Thanks to the increased pump cavitation margin of 35% and the lower impeller tip speed, more power can be introduced to the pump during manoeuvring. This results in a 15% higher manoeuvring thrust and faster response to acceleration. Operating flexibility is improved thanks to the reduced number of shaft lines and the higher loads of the remaining engines.
The first installation of the new jets will be on a 100-m wave-piercing catamaran ferry being built for Trinidad and Tobago by Incat in Tasmania. The vessel will be powered by four Wärtsilä WXJ1200 waterjets. The ferry will be capable of a service speed of 36 knots and will be able to carry up to 1,000 passengers and 239 cars.
Swedish company Marine Jet Power (MJP) is also rolling out a new portfolio of waterjets that aims to simplify installation for smaller to mid-sized applications. Last July it introduced its X-series mixed-flow waterjets with the 700-kW 310 X model. Borrowing technology from MJP’s bigger waterjets, the X-series feature an aluminium skin to make maintenance simpler. To ease installations, the jet comes preassembled on a skid, with hydraulics and an integrated intake.
“It’s almost like a jet-in-a-box,” says MJP chief executive Magnus Sörenson.
The 310 X and future X-series models feature cast aluminium reversing buckets designed to decrease stopping distance and increased manoeuvrability. A new narrow design minimises the installation while a mechanical tie bar synchronises steering with the helm pump.
The first vessel with the new X Series waterjets has recently been on sea trials, Mr Sörenson reports. The 12-m fire and rescue vessel built by Italian builder Stem Marine has dual MJP 310 X waterjets. It reached speeds in excess of 40 knots.
The company has already sold two batches of the new X-series waterjets and will serve a wider range of applications when it unveils further sizes – 280 mm and 350 mm – later this year.
Durability is a point of focus for MJP, which delivered its first ever waterjet package in 1987 to the operator of Stockholm archipelago ferry Cinderella II. Thirty-two years later, the company has recently upgraded the waterjets on the ferry after 60,000 running hours. Updates to the vessels include new steering units, hydraulics and updated control systems. The vessel and its sister vessel still have their original pumps.

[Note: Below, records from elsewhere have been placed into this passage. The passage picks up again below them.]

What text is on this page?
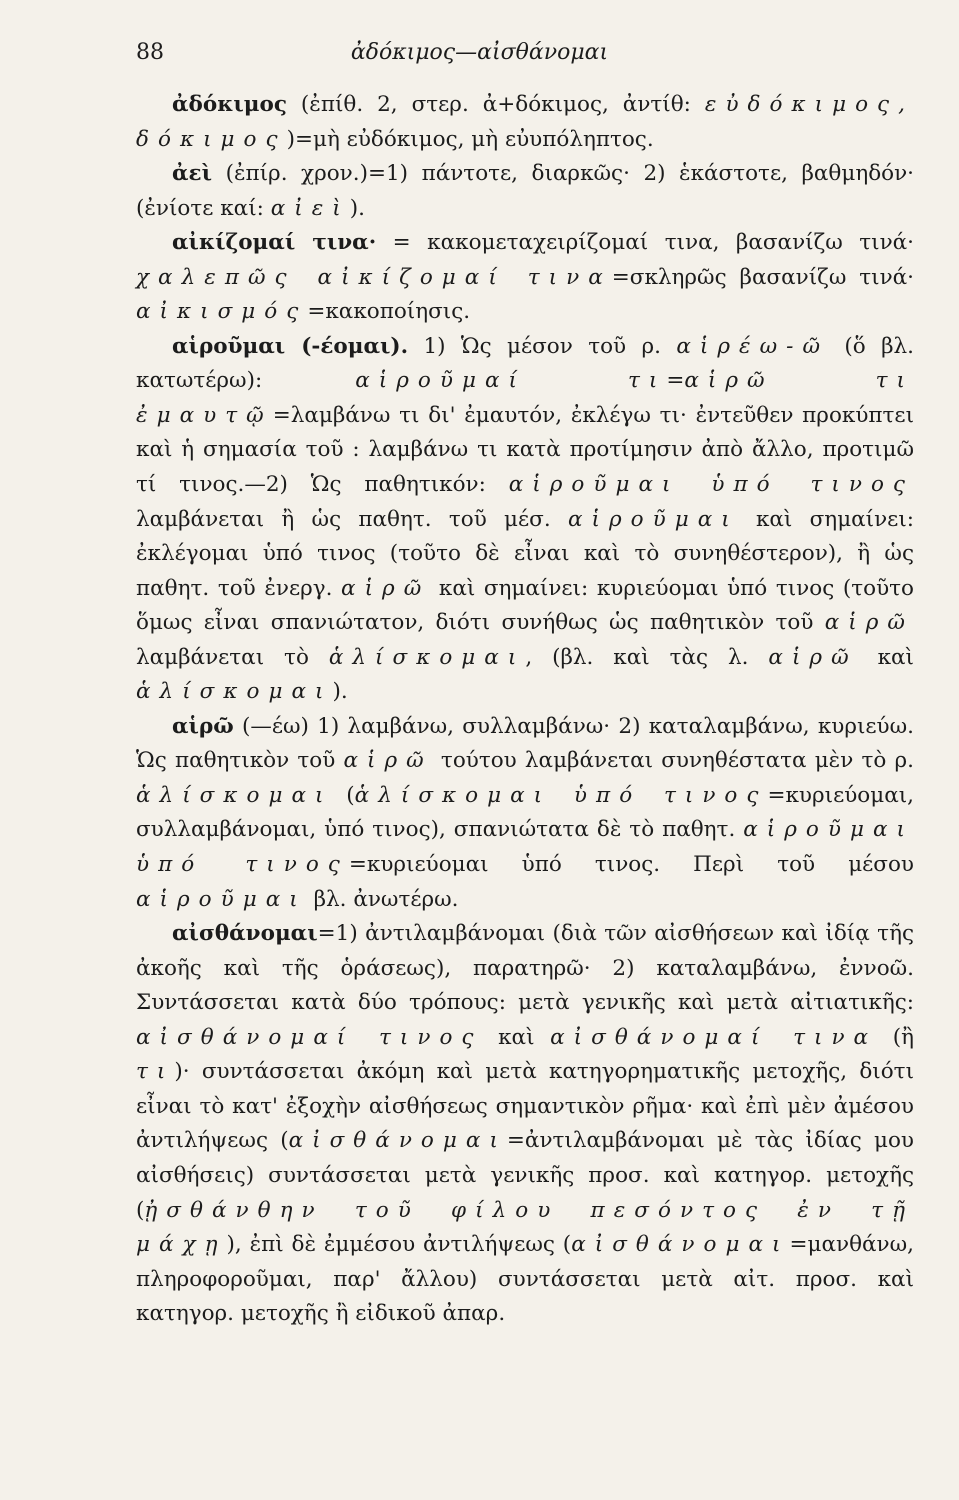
88	ἀδόκιμος—αἰσθάνομαι

ἀδόκιμος (ἐπίθ. 2, στερ. ἀ+δόκιμος, ἀντίθ: εὐδόκιμος, δόκιμος)=μὴ εὐδόκιμος, μὴ εὐυπόληπτος.

ἀεὶ (ἐπίρ. χρον.)=1) πάντοτε, διαρκῶς· 2) ἑκάστοτε, βαθμηδόν· (ἐνίοτε καί: αἰεὶ).

αἰκίζομαί τινα· = κακομεταχειρίζομαί τινα, βασανίζω τινά· χαλεπῶς αἰκίζομαί τινα=σκληρῶς βασανίζω τινά· αἰκισμός=κακοποίησις.

αἱροῦμαι (-έομαι). 1) Ὡς μέσον τοῦ ρ. αἱρέω-ῶ (ὅ βλ. κατωτέρω): αἱροῦμαί τι=αἱρῶ τι ἐμαυτῷ=λαμβάνω τι δι' ἐμαυτόν, ἐκλέγω τι· ἐντεῦθεν προκύπτει καὶ ἡ σημασία τοῦ : λαμβάνω τι κατὰ προτίμησιν ἀπὸ ἄλλο, προτιμῶ τί τινος.—2) Ὡς παθητικόν: αἱροῦμαι ὑπό τινος λαμβάνεται ἢ ὡς παθητ. τοῦ μέσ. αἱροῦμαι καὶ σημαίνει: ἐκλέγομαι ὑπό τινος (τοῦτο δὲ εἶναι καὶ τὸ συνηθέστερον), ἢ ὡς παθητ. τοῦ ἐνεργ. αἱρῶ καὶ σημαίνει: κυριεύομαι ὑπό τινος (τοῦτο ὅμως εἶναι σπανιώτατον, διότι συνήθως ὡς παθητικὸν τοῦ αἱρῶ λαμβάνεται τὸ ἁλίσκομαι, (βλ. καὶ τὰς λ. αἱρῶ καὶ ἁλίσκομαι).

αἱρῶ (—έω) 1) λαμβάνω, συλλαμβάνω· 2) καταλαμβάνω, κυριεύω. Ὡς παθητικὸν τοῦ αἱρῶ τούτου λαμβάνεται συνηθέστατα μὲν τὸ ρ. ἁλίσκομαι (ἁλίσκομαι ὑπό τινος=κυριεύομαι, συλλαμβάνομαι, ὑπό τινος), σπανιώτατα δὲ τὸ παθητ. αἱροῦμαι ὑπό τινος=κυριεύομαι ὑπό τινος. Περὶ τοῦ μέσου αἱροῦμαι βλ. ἀνωτέρω.

αἰσθάνομαι=1) ἀντιλαμβάνομαι (διὰ τῶν αἰσθήσεων καὶ ἰδίᾳ τῆς ἀκοῆς καὶ τῆς ὁράσεως), παρατηρῶ· 2) καταλαμβάνω, ἐννοῶ. Συντάσσεται κατὰ δύο τρόπους: μετὰ γενικῆς καὶ μετὰ αἰτιατικῆς: αἰσθάνομαί τινος καὶ αἰσθάνομαί τινα (ἢ τι)· συντάσσεται ἀκόμη καὶ μετὰ κατηγορηματικῆς μετοχῆς, διότι εἶναι τὸ κατ' ἐξοχὴν αἰσθήσεως σημαντικὸν ρῆμα· καὶ ἐπὶ μὲν ἀμέσου ἀντιλήψεως (αἰσθάνομαι=ἀντιλαμβάνομαι μὲ τὰς ἰδίας μου αἰσθήσεις) συντάσσεται μετὰ γενικῆς προσ. καὶ κατηγορ. μετοχῆς (ᾐσθάνθην τοῦ φίλου πεσόντος ἐν τῇ μάχῃ), ἐπὶ δὲ ἐμμέσου ἀντιλήψεως (αἰσθάνομαι=μανθάνω, πληροφοροῦμαι, παρ' ἄλλου) συντάσσεται μετὰ αἰτ. προσ. καὶ κατηγορ. μετοχῆς ἢ εἰδικοῦ ἀπαρ.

New Zealand-based HamiltonJet is in the process of renewing its entire waterjet portfolio after developing a new design that, according to chief executive Ben Reed, delivers three benefits: between 3% and 7% improvement in thrust; up to 40% more bollard pull; and several knots improvement in minimum speed.
“Achieving an improvement in all three of these together has been a goal of ours for some time as they usually trade off against each other,” he says.
The first new jet to be launched was the HTX30. HamiltonJet, which sells between 1,200 and 2,000 waterjets each year, reports good early sales of the new HTX30 jet. The company will eventually replace all 17 models in its portfolio, with the next new model to be launched this year.
The company spent two years capturing corrosion data from a test vessel in the Hawkesbury river, Australia. Using this data HamiltonJet developed advanced corrosion simulations which it now uses in jet design to optimise material selection, coatings, anode position and size. The result, says Mr Reed, is a 10-fold improvement in brackish water corrosion resistance for its latest products.